Bütün bunları yeniden teati etmemiz elzem değil mi?

Ne elzemi?

Hayat memat meselesi değil mi?

Her şeyi iç politika malzemesi yapan medya-siyaset dünyası-iş dünyası ve akademya dördülümüzün kapalı bir küp olarak hayatını idame ettirebilmesi ilanihaye mümkün mü?

Acaba ‘emri bil maruf ve nehyanil münker’ prensibinde her şeyi süt liman görme alışkanlığı millî bir hastalığımız mı, yoksa ümmet telakkimizin kısır döngüsü mü?

Belki de “akletmez misiniz” ilahi uyarısına her zamankinden daha fazla ihtiyacı olmalı bu ümmetin…

Şimdi bazı maddelere indirgeyerek acil gündemi yeniden irdelemeye çalışalım:

1- Geçtiğimiz yıl ABD, Suriye’den füzelerini çekti.

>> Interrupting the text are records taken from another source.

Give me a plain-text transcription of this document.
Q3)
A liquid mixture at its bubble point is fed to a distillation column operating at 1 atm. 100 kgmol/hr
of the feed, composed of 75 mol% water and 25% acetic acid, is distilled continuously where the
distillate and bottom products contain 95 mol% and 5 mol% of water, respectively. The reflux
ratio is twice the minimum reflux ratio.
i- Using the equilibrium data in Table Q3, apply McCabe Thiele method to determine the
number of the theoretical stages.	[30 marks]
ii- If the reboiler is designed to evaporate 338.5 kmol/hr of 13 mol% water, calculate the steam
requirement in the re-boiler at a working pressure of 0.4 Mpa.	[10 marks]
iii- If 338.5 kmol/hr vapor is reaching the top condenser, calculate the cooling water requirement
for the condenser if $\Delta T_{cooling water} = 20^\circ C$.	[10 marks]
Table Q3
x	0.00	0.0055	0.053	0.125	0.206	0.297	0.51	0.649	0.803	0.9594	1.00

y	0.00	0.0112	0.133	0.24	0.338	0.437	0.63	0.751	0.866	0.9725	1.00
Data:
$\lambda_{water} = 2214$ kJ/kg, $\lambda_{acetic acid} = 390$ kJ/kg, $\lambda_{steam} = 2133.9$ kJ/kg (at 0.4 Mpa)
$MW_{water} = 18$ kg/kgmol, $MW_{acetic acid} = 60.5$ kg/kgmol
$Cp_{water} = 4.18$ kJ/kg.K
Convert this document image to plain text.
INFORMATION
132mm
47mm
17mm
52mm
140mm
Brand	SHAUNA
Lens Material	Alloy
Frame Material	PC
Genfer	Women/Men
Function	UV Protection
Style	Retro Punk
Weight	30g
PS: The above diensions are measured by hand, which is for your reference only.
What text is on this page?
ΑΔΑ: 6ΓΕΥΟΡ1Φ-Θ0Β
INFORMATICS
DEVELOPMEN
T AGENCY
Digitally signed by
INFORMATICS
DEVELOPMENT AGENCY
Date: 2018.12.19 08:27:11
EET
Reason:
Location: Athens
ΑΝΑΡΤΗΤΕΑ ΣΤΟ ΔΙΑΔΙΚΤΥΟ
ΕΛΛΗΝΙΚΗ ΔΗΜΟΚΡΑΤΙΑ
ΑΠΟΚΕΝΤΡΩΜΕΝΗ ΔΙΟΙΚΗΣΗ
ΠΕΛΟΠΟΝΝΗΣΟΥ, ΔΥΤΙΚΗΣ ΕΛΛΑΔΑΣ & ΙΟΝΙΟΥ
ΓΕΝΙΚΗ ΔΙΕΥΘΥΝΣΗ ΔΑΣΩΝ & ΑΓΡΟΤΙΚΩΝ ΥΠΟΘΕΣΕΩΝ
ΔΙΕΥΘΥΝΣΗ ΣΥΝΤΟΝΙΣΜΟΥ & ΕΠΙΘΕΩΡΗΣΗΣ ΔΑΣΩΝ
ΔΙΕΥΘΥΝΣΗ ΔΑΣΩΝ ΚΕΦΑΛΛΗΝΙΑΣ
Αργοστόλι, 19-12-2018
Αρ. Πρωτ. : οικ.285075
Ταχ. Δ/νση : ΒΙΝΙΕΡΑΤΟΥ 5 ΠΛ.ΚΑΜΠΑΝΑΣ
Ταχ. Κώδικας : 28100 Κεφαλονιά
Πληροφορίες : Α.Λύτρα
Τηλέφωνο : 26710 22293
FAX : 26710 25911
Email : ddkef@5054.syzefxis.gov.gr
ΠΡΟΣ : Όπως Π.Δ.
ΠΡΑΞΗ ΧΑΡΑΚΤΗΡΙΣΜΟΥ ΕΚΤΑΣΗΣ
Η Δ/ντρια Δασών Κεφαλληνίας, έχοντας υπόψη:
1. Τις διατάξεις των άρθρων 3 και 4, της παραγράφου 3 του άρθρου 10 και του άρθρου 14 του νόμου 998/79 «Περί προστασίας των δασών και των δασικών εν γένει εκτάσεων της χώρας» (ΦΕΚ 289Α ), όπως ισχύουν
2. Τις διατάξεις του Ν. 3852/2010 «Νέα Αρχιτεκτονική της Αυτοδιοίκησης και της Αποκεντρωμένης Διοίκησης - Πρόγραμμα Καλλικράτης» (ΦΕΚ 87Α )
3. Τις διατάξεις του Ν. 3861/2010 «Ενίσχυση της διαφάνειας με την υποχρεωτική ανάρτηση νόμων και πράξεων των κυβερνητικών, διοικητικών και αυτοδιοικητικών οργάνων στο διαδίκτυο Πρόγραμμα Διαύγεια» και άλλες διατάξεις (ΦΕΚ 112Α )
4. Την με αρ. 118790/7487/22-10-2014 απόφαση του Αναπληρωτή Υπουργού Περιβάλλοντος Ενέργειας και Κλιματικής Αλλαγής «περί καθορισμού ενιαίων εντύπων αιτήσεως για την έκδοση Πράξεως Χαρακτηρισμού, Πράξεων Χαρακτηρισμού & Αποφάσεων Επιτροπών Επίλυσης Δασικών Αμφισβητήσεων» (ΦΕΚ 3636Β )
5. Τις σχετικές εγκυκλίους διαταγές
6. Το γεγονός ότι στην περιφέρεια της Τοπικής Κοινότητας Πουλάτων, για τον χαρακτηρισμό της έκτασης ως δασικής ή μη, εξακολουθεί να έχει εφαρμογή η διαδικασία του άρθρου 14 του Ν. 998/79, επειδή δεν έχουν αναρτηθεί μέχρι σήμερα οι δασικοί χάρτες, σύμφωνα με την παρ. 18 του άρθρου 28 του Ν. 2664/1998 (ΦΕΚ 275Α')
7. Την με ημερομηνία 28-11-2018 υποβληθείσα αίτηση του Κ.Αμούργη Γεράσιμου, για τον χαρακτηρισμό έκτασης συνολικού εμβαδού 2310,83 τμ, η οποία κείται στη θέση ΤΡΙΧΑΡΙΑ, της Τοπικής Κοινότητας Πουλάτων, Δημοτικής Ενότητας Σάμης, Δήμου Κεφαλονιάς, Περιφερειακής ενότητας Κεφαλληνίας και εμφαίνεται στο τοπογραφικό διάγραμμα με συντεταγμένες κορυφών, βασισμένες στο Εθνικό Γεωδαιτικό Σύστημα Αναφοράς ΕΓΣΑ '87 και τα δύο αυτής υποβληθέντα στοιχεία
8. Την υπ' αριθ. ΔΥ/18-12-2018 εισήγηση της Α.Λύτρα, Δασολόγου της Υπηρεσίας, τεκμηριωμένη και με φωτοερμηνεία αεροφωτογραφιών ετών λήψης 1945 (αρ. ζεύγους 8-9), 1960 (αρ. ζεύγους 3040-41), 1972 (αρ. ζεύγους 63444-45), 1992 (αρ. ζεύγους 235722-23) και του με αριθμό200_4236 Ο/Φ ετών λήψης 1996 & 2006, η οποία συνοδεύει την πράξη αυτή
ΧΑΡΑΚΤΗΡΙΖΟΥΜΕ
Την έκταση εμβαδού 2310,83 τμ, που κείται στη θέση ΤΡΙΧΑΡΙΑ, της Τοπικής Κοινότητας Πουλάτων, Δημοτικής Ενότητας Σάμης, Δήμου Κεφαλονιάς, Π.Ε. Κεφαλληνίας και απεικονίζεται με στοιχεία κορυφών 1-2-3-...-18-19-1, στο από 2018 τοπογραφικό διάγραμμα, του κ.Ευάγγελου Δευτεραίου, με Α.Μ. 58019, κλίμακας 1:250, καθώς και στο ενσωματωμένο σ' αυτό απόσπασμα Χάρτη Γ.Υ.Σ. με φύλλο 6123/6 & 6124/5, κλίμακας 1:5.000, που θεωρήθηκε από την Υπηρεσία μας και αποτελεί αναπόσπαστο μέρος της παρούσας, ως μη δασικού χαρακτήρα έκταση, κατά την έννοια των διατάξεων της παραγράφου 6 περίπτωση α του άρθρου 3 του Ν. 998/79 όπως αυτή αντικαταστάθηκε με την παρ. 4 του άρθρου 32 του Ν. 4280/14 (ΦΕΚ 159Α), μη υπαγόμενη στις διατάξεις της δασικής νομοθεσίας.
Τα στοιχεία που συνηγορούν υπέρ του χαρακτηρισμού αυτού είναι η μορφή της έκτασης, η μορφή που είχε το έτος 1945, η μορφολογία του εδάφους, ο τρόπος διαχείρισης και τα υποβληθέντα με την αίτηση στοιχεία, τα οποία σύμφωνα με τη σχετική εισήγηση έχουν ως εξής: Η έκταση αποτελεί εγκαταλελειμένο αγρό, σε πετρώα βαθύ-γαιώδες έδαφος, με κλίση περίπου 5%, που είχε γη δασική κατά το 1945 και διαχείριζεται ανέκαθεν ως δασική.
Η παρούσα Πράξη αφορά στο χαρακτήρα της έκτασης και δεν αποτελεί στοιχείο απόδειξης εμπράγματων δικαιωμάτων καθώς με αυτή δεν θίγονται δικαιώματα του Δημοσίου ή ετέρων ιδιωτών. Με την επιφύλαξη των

Muhtemelen Obama ile Putin Suriye politikasında eski detandlar gibi soğuk savaş döneminde olduğu gibi derin bir uzlaşı içine girdiler.

2- Bu uzlaşı elbette ki iki süper güç mirası üzerinde yükseldi ve filler tepinirken kimin bahçesinde tepindikleri daha önemli sayılmalı…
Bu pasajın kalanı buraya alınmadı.